Quelle puissance dans ses paroles! Elle refusa de prendre une solution médicamenteuse pour provoquer des contractions, et choisit d’attendre que tout se fasse naturellement. Elle eut ainsi quelques jours de veille funèbre en quelque sorte… Auprès de son petit. Et le plus frappant fut qu’elle sentit comme un passage après quelques jours… Comme si Dieu lui-même était venu chercher l’âme de son bébé. Il y eut un avant et un après au cours de cette veille.

A l’ère de la technologie


Il semblerait qu’aujourd’hui on parle plus facilement des fausses couches. Que c’est un sujet moins tabou qu’autrefois. Je suis heureuse de ce constat. Car au coeur du deuil, nous avons pu nous tourner facilement vers des proches ayant vécu la même chose… Car on savait qu’ils avaient traversé une épreuve similaire. Ou alors certaines amies me l’ont révélé à ce moment, et on découvre un nouveau visage chez l’une ou l’autre, qui dévoile son coeur de mère.
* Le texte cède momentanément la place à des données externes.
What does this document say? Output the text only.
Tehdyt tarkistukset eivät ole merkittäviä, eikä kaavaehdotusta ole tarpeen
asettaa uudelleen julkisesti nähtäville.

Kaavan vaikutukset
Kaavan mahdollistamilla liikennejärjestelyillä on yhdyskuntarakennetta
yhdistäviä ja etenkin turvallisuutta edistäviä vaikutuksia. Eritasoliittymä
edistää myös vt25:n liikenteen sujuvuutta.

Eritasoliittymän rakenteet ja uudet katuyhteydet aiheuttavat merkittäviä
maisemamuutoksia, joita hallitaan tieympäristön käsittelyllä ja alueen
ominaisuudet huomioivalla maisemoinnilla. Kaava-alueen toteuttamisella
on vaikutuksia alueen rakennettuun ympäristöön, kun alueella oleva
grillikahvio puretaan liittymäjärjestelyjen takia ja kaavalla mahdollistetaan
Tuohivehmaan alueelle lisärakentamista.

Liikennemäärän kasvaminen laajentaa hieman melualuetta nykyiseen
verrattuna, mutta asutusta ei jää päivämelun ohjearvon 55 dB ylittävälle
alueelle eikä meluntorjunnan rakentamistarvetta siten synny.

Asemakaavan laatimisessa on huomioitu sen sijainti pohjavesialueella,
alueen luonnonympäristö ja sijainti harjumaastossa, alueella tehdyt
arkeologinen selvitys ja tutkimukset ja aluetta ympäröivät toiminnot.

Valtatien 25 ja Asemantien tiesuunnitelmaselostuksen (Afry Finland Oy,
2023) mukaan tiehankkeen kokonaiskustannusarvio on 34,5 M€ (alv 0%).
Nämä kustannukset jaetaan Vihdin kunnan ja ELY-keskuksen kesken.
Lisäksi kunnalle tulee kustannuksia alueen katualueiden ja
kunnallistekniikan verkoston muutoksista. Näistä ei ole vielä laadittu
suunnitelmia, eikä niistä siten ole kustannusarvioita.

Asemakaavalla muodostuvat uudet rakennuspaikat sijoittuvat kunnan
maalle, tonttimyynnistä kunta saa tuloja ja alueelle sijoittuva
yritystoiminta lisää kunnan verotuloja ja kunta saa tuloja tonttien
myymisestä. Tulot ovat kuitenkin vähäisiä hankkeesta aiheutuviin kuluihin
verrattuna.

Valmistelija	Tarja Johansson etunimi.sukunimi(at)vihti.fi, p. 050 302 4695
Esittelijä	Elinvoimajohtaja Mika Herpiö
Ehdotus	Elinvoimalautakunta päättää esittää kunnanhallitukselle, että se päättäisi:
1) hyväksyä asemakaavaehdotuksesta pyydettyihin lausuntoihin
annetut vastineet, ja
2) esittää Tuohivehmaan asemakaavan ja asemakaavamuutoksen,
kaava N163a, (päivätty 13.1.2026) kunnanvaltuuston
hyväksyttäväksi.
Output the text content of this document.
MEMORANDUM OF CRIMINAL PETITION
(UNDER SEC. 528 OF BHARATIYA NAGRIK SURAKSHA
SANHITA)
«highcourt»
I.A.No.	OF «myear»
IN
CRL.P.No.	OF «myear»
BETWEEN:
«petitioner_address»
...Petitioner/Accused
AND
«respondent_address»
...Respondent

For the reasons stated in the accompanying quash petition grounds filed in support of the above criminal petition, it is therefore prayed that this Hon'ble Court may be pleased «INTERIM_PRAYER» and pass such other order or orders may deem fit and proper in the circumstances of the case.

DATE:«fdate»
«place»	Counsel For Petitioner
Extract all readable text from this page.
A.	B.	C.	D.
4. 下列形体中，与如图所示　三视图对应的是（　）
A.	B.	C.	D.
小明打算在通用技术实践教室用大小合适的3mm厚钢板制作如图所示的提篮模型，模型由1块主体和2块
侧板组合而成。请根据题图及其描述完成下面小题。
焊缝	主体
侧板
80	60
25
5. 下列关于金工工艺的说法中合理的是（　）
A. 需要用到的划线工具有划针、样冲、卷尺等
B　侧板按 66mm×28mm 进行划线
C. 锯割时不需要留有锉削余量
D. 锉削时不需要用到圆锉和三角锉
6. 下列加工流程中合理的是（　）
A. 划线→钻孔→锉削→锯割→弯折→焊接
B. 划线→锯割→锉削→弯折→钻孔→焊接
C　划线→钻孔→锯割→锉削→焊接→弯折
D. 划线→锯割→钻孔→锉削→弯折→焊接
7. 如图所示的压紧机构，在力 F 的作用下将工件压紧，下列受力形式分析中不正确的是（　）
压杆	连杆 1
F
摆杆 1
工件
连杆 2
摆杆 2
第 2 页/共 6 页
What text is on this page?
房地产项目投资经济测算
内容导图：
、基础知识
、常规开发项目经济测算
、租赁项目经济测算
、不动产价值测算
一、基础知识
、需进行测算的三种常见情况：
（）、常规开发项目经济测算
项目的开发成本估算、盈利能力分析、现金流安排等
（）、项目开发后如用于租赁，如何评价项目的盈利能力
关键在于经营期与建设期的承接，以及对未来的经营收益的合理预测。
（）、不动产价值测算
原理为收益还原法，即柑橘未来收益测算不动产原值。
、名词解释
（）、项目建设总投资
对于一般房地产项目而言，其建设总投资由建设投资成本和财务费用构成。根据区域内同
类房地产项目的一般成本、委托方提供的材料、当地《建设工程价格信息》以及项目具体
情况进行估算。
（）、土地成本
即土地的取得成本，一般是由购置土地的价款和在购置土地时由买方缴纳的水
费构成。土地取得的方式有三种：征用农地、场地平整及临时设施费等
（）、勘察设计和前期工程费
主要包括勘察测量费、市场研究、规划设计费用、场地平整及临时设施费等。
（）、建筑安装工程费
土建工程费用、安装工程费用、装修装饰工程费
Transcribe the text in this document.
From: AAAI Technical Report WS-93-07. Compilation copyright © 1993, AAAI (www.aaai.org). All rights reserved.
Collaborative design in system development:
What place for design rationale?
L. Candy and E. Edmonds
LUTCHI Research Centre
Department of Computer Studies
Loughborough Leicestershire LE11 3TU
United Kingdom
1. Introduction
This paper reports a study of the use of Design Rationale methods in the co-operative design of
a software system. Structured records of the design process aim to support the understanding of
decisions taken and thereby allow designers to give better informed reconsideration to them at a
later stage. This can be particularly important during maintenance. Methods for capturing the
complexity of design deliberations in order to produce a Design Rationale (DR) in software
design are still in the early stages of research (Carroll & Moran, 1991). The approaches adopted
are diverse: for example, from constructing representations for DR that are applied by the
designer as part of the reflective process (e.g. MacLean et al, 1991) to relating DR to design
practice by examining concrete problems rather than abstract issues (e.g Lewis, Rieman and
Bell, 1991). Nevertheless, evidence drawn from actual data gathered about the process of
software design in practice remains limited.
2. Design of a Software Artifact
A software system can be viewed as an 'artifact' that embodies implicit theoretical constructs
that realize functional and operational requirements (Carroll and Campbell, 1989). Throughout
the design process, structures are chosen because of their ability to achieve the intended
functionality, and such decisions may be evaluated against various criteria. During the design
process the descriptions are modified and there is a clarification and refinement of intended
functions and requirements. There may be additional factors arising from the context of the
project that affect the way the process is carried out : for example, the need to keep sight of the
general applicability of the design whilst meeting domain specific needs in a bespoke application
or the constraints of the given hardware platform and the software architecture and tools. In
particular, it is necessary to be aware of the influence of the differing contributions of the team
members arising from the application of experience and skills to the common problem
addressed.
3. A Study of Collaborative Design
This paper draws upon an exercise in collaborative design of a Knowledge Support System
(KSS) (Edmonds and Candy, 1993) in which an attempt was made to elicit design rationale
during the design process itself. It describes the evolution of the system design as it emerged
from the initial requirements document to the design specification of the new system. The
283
J’ai aussi entendu qu’à cause de la technologie, on vivait moins bien ces accidents de la vie, qui surviennent sans explication. Qu’en effet, de voir et d’entendre le coeur de son bébé avant qu’il ne soit né accentuait la douleur, personnifiait l’expérience. En cherchant à tout savoir, on croit qu’on peut tout maîtriser, et la déroute est plus grande lorsqu’on s’aperçoit qu’on n’est pas tout-puissant et que la vie peut nous échapper.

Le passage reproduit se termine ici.